Mais la délinéarisation est à l'oeuvre et la télévision connectée à Internet vient amplifier ce mouvement, encadré par la directive sur les services de médias audiovisuels (SMA) qui est venue abroger la directive TSF et reconnaître l'importance des services à la demande2. La télévision connectée ou connectable, c'est une révolution qui vient porter l'ensemble de l'Internet sur le téléviseur (E. Gabla, 2011). Ce sont d'ailleurs les systèmes connectés dans leur ensemble (tablettes, téléphones, ordinateurs, décodeurs) et pas seulement le téléviseur qui participent à cette mutation. En 2014, tous les téléviseurs seraient connectables. Mais pas forcément connectés effectivement car le modèle économique et la killer application sont encore à découvrir. Aux États-Unis, on considère que c'est Netflix qui joue ce rôle.
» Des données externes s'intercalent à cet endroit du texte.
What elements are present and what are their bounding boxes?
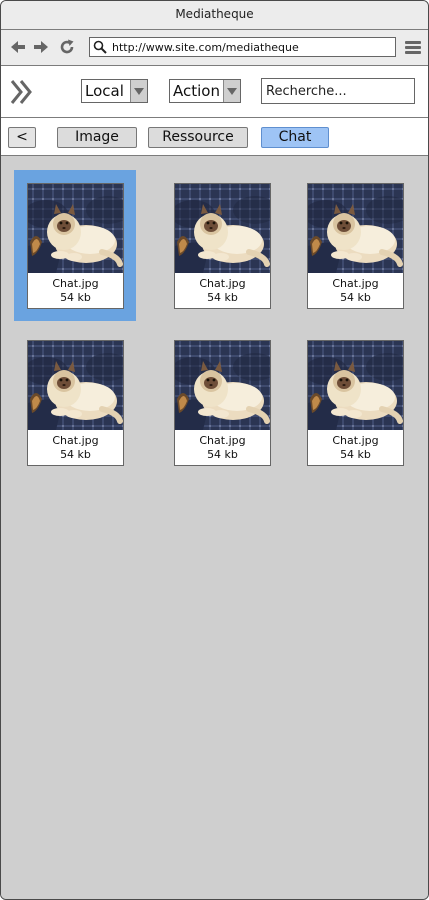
file-card[interactable]: Chat.jpg 54 kb: [27, 183, 124, 309]
arrow-right-icon[interactable]: [32, 38, 50, 56]
cat-thumbnail: [175, 184, 270, 273]
chevron-down-icon: [223, 80, 240, 102]
action-select-label: Action: [173, 82, 220, 100]
browser-url-bar: [1, 30, 428, 66]
chevron-down-icon: [130, 80, 147, 102]
double-chevron-right-icon[interactable]: [9, 78, 35, 106]
hamburger-menu-icon[interactable]: [405, 41, 421, 55]
url-input[interactable]: [112, 39, 387, 55]
file-grid: Chat.jpg 54 kb Chat.jpg 54 kb Chat.jpg 5…: [1, 156, 428, 899]
search-icon: [93, 40, 107, 54]
breadcrumb: < Image Ressource Chat: [1, 118, 428, 156]
breadcrumb-item-chat[interactable]: Chat: [261, 127, 329, 148]
file-card[interactable]: Chat.jpg 54 kb: [174, 340, 271, 466]
reload-icon[interactable]: [58, 38, 76, 56]
url-field[interactable]: [89, 37, 396, 57]
browser-window: Mediatheque http://www.site.com/mediathe…: [0, 0, 429, 900]
file-name: Chat.jpg: [199, 434, 246, 447]
file-size: 54 kb: [60, 291, 91, 304]
location-select-label: Local: [85, 82, 124, 100]
cat-thumbnail: [175, 341, 270, 430]
toolbar: Local Action: [1, 66, 428, 118]
file-card[interactable]: Chat.jpg 54 kb: [307, 340, 404, 466]
location-select[interactable]: Local: [81, 79, 148, 103]
cat-thumbnail: [308, 184, 403, 273]
cat-thumbnail: [28, 341, 123, 430]
search-input[interactable]: [266, 81, 408, 101]
arrow-left-icon[interactable]: [9, 38, 27, 56]
file-name: Chat.jpg: [199, 277, 246, 290]
file-name: Chat.jpg: [52, 277, 99, 290]
file-size: 54 kb: [207, 291, 238, 304]
cat-thumbnail: [28, 184, 123, 273]
breadcrumb-item-image[interactable]: Image: [57, 127, 137, 148]
window-title: Mediatheque: [1, 1, 428, 30]
search-field[interactable]: [261, 78, 415, 104]
file-size: 54 kb: [340, 448, 371, 461]
breadcrumb-item-ressource[interactable]: Ressource: [148, 127, 248, 148]
file-name: Chat.jpg: [332, 434, 379, 447]
file-size: 54 kb: [60, 448, 91, 461]
file-card[interactable]: Chat.jpg 54 kb: [307, 183, 404, 309]
file-name: Chat.jpg: [332, 277, 379, 290]
action-select[interactable]: Action: [169, 79, 241, 103]
back-button[interactable]: <: [8, 127, 36, 148]
cat-thumbnail: [308, 341, 403, 430]
file-card[interactable]: Chat.jpg 54 kb: [174, 183, 271, 309]
file-size: 54 kb: [340, 291, 371, 304]
file-card[interactable]: Chat.jpg 54 kb: [27, 340, 124, 466]
file-size: 54 kb: [207, 448, 238, 461]
file-name: Chat.jpg: [52, 434, 99, 447]
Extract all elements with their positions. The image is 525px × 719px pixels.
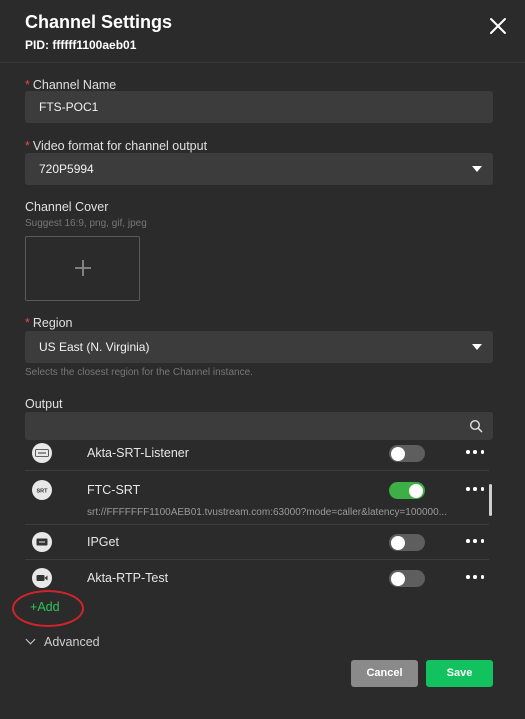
- annotation-circle: [12, 590, 84, 627]
- video-format-value: 720P5994: [39, 162, 94, 176]
- toggle-knob: [409, 483, 423, 498]
- region-value: US East (N. Virginia): [39, 340, 150, 354]
- ip-icon: [32, 532, 52, 552]
- required-mark: *: [25, 139, 30, 153]
- channel-cover-label: Channel Cover: [25, 200, 109, 214]
- srt-icon: [32, 443, 52, 463]
- more-options-icon[interactable]: [466, 449, 484, 455]
- channel-cover-upload[interactable]: [25, 236, 140, 301]
- camera-icon: [32, 568, 52, 588]
- row-divider: [25, 524, 489, 525]
- advanced-toggle[interactable]: Advanced: [25, 634, 100, 649]
- advanced-label: Advanced: [44, 635, 100, 649]
- toggle-knob: [391, 571, 405, 586]
- save-button[interactable]: Save: [426, 660, 493, 687]
- search-icon: [469, 419, 483, 433]
- output-toggle[interactable]: [389, 534, 425, 551]
- plus-icon: [75, 260, 91, 276]
- output-search-input[interactable]: [25, 412, 493, 440]
- output-name: Akta-RTP-Test: [87, 571, 169, 585]
- region-label: * Region: [25, 316, 73, 330]
- region-label-text: Region: [32, 316, 73, 330]
- more-options-icon[interactable]: [466, 486, 484, 492]
- output-url: srt://FFFFFFF1100AEB01.tvustream.com:630…: [87, 507, 447, 518]
- toggle-knob: [391, 446, 405, 461]
- toggle-knob: [391, 535, 405, 550]
- output-list: Akta-SRT-Listener SRT FTC-SRT srt://FFFF…: [25, 440, 493, 592]
- srt-icon: SRT: [32, 480, 52, 500]
- video-format-select[interactable]: 720P5994: [25, 153, 493, 185]
- output-toggle[interactable]: [389, 445, 425, 462]
- more-options-icon[interactable]: [466, 538, 484, 544]
- caret-down-icon: [472, 344, 482, 350]
- dialog-title: Channel Settings: [25, 12, 173, 32]
- output-list-scrollbar[interactable]: [489, 484, 492, 516]
- channel-name-label: * Channel Name: [25, 78, 116, 92]
- region-hint: Selects the closest region for the Chann…: [25, 367, 253, 378]
- output-name: FTC-SRT: [87, 483, 141, 497]
- cancel-button[interactable]: Cancel: [351, 660, 418, 687]
- caret-down-icon: [472, 166, 482, 172]
- row-divider: [25, 559, 489, 560]
- channel-name-label-text: Channel Name: [32, 78, 117, 92]
- video-format-label: * Video format for channel output: [25, 139, 207, 153]
- output-toggle[interactable]: [389, 570, 425, 587]
- chevron-down-icon: [25, 634, 36, 645]
- required-mark: *: [25, 316, 30, 330]
- region-select[interactable]: US East (N. Virginia): [25, 331, 493, 363]
- required-mark: *: [25, 78, 30, 92]
- svg-text:SRT: SRT: [37, 489, 49, 495]
- channel-name-value: FTS-POC1: [39, 100, 99, 114]
- close-icon[interactable]: [486, 14, 510, 38]
- output-name: IPGet: [87, 535, 119, 549]
- row-divider: [25, 470, 489, 471]
- channel-name-input[interactable]: FTS-POC1: [25, 91, 493, 123]
- pid-label: PID: ffffff1100aeb01: [25, 38, 137, 52]
- channel-cover-hint: Suggest 16:9, png, gif, jpeg: [25, 218, 147, 229]
- output-name: Akta-SRT-Listener: [87, 446, 189, 460]
- video-format-label-text: Video format for channel output: [32, 139, 208, 153]
- more-options-icon[interactable]: [466, 574, 484, 580]
- output-label: Output: [25, 397, 63, 411]
- header-divider: [0, 62, 525, 63]
- output-toggle[interactable]: [389, 482, 425, 499]
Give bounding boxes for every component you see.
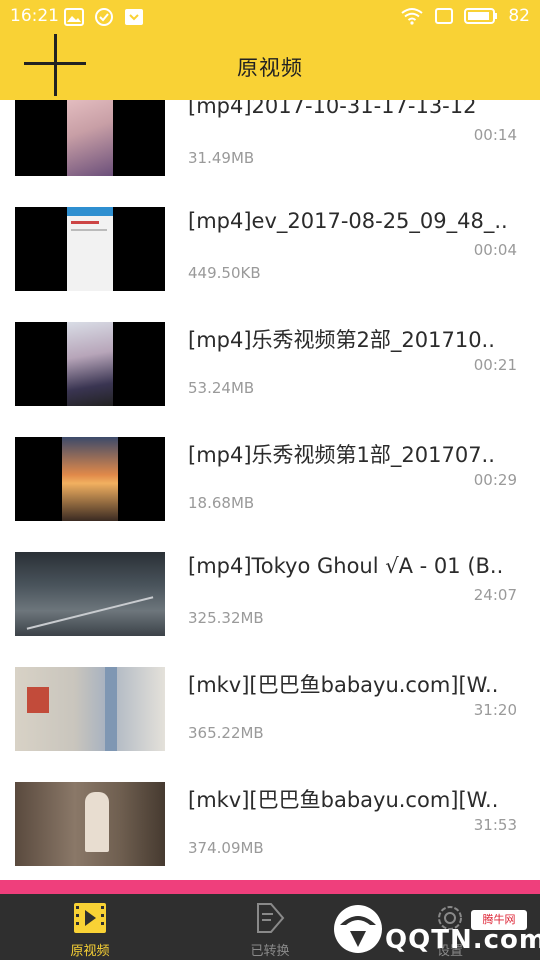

Si l'on évoque bien sûr les opportunités offertes par ces nouveaux médias connectés : accès à une vaste gamme de services, à des services enrichis et interactifs, promesse d'une télévision sociale gérée par l'utilisateur, c'est surtout la nature du discours sur le désordre qui retient l'attention. Ici tout évoque la fracture, la rupture des équilibres anciens : fragmentation de l'audience et dispersion des revenus publicitaires, déclin de la dimension éditoriale de la télévision, atteinte à l'intégrité du signal, contenus piratés comme « killer application », concurrence avec les acteurs over the top (OTT) tels que Google, menace sur le financement de la création, atteinte aux valeurs de la République avec des contenus illégaux plus nombreux et accessibles.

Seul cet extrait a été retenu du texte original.